It is really hard to blog when the kids are home.
It’s not that they are loud or anything (in fact, they’re so quiet that I forget they’re here a lot of times) or constantly tapping me on the shoulder to ask me questions (I miss those days), it’s me. I have to be completely isolated in order to write – okay fine, to think.
When the kids are home, I’m in “mom” mode. My instincts go into overdrive and every little squeak of their chairs or the tap of their keyboards distract me. It’s especially hard to concentrate when they have their headsets on (like now) and I can hear their conversations with their friends – they sound so grown up and I’m a little jealous that they’ve created worlds where I’m not welcome.
So if this post doesn’t make sense, you’ll know why. Because my focus is being constantly punctured by “kid presence.”
It snowed last night.
(Looking into our backyard)
In fact, it snowed quite a bit.
(See the snow level under our camper?)
And it was a gorgeous sight.
I know this, because I was out in it.
The husband came home early last night so he could drive me around. I had to go to Blockbusters in order to return some movies, Walgreens (for some Charcocaps – remember I talked about those yesterday?) and Harter House to pick up some arm roast for our BBQ sandwiches we plan on having Thursday night for dinner. (Yes, I’m one of those anal people who plan their menus ahead of time). He had to drive me because I was too much of a wuss to get out on my own.

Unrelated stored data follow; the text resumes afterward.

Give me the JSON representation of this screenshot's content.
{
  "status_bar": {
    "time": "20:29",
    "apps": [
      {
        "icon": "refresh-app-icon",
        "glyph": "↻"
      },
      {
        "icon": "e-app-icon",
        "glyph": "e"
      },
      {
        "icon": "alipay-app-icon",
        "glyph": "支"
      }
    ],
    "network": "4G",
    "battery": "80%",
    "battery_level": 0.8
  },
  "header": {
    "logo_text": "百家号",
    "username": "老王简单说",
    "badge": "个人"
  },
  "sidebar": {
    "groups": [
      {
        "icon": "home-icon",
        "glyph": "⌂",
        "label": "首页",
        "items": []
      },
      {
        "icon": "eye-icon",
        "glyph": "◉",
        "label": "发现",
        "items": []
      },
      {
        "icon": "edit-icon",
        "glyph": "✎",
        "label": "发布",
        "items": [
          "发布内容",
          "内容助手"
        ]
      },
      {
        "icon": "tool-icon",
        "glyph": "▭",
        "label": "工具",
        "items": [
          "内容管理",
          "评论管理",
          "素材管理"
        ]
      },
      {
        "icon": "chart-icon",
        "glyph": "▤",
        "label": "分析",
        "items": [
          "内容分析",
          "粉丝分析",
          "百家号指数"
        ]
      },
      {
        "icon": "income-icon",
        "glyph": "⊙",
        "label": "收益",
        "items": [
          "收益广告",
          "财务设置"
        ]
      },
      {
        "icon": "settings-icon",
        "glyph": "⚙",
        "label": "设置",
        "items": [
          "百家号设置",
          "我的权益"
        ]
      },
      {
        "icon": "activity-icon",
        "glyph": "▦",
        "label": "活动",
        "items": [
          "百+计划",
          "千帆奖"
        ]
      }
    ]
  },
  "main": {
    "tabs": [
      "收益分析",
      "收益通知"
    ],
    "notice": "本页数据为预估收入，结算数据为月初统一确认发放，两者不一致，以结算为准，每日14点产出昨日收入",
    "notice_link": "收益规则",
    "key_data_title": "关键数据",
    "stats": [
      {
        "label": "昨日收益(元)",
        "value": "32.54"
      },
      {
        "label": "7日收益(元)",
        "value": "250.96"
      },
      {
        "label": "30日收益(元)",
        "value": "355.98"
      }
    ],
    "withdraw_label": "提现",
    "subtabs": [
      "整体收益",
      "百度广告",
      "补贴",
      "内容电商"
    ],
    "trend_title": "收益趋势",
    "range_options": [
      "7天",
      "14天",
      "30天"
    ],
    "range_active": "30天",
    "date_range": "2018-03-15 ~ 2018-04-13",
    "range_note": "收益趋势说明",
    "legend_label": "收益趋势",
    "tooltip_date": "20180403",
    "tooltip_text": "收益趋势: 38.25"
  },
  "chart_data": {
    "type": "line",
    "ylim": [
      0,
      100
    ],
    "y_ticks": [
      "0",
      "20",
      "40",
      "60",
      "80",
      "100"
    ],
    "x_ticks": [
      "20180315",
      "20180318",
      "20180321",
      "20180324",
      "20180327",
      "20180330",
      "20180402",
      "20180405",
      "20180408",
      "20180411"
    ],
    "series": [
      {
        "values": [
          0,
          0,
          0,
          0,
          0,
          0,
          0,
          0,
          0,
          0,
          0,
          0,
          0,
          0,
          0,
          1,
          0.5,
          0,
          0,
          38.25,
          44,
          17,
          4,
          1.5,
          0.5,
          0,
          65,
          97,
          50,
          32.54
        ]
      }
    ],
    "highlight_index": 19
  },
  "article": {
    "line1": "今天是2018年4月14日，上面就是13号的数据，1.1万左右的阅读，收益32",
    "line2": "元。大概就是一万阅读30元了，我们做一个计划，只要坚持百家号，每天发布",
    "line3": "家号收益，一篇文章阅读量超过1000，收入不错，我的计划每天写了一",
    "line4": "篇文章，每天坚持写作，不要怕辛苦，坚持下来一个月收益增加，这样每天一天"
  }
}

Well, that was part of the reason, the other part was because I wasn’t sure if my Vibe, which sits pretty low to the ground, wouldn’t get stuck. And considering the husband drives an F150 truck and he loves to drive in this stuff anyhow, I figured I’d play the helpless female card and sweet talk him into playing my knight in shining armor.
There wasn’t much resistance on his end. ::wink::
So we’re out. And the streets are dead because they’re a mixture of slushy and slick and no one wants to be out in this mess. We pull into Walgreen’s when the snow starts. Big, fat, beautiful flakes began to gently descend from the heavens and it’s absolutely breath-taking. It’s the kind of snow that instantly covers your hair and shoulders the moment you step outside; the kind of flakes that drop softly, end-over-end until they land ever so gently on the ground – the crystals intact and shimmering in the soft glow of the street lights.
I felt like I was stuck in a snow globe. The world around us had been forced to slow down, even stop in some places. It was a magical moment.
We hurried home and opened the windows to show the boys. They were mesmerized and quickly stepped into their slippers to go outside and stand in the falling flakes. It was such a peaceful, happy, quiet moment because there was enough snow by this time to muffle the world around us. We felt isolated, yet together. It was a special family moment.
It’s now 10:57 a.m. and the sun is trying really hard to break through the clouds. Temperatures are expected to reach above freezing tomorrow and climb all the way to the 40’s by this weekend.
Our winter wonderland will soon disappear.
The husband is on his way home to pick us up for lunch. I have no idea where we will go, but it will be nice, regardless, because we’ll be together.